Sequa gGmbH
Erasmus web

Das sequa Mobilitätsprogramm hat die Verbesserung und Internationalisierung beruflicher Bildung in Europa zum Ziel. Es unterstützt die Mobilität von Auszubildenden in der dualen Erstausbildung, Lernende im ersten Jahr nach der Prüfung und vom Berufsbildungspersonal.

Für die neue Projektlaufzeit 2018-2020 stehen insgesamt über 1000 Teilnehmer- und Teilnehmerinnenplätze zur Verfügung. sequa als Antragssteller koordiniert das Programm und steuert die Maßnahmen in enger Zusammenarbeit mit den Konsortialpartnern, vorwiegend HWKs und IHKs.

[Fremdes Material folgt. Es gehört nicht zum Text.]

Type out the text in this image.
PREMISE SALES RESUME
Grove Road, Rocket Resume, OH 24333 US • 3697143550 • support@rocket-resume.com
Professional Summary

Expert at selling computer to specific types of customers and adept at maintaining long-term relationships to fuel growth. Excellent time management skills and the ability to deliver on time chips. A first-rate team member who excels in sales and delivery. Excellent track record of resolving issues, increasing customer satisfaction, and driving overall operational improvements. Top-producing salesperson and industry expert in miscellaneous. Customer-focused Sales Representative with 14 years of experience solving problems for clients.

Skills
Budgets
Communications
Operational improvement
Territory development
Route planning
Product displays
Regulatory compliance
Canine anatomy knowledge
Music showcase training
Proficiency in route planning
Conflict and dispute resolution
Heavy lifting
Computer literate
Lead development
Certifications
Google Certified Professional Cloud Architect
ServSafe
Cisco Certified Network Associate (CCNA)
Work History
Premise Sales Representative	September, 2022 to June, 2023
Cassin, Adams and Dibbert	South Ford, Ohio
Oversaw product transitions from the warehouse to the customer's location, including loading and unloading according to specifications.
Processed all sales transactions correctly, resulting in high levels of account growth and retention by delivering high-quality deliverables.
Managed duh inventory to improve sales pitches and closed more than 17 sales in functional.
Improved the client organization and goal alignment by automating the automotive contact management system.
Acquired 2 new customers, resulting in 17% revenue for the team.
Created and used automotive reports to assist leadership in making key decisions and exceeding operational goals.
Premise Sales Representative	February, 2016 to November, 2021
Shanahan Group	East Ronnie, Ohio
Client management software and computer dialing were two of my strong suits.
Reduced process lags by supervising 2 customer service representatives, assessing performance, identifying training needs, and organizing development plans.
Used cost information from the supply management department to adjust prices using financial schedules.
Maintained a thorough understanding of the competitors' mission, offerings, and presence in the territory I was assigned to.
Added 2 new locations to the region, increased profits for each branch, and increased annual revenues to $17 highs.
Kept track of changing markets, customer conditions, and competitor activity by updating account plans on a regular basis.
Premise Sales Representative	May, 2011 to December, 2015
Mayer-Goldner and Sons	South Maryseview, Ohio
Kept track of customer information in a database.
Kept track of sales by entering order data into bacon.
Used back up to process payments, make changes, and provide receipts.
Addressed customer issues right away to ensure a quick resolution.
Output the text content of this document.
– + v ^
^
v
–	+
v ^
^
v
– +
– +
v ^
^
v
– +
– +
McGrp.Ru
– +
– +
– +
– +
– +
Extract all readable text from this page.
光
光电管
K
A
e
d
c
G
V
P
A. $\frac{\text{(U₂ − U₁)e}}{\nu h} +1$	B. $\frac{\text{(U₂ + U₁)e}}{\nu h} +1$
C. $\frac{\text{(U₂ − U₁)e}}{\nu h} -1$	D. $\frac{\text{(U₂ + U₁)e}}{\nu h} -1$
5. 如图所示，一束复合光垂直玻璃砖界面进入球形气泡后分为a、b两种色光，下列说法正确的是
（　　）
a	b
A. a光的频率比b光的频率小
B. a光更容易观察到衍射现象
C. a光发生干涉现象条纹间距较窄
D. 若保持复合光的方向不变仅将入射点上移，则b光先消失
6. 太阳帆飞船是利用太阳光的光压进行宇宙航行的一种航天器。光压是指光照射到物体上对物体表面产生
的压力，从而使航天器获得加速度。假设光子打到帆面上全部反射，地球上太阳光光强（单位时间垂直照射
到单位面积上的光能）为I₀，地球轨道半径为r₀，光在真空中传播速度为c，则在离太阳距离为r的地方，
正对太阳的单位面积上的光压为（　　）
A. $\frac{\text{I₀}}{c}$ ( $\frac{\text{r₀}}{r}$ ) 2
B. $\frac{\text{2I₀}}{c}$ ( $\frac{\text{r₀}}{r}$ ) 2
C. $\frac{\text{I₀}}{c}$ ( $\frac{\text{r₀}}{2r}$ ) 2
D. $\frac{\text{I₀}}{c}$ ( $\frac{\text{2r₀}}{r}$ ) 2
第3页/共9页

Das Engagement von sequa in der beruflichen Mobilität begann bereits im Gründungsjahr 1991. Zwischen 1991 und 2017 wurden über die sequa Mobilitätsprogramme über 2.600 Auszubildende, Handwerksgesellen und Berufsbildungspersonal in das europäische Ausland entsendet. sequa organisiert also seit 26 Jahren Mobilitätsprogramme und verfügt somit nicht nur über langjährige Erfahrung, sondern auch über ein eingespieltes und kompetentes Netzwerk, das aus einer Vielzahl von Partnerorganisationen besteht.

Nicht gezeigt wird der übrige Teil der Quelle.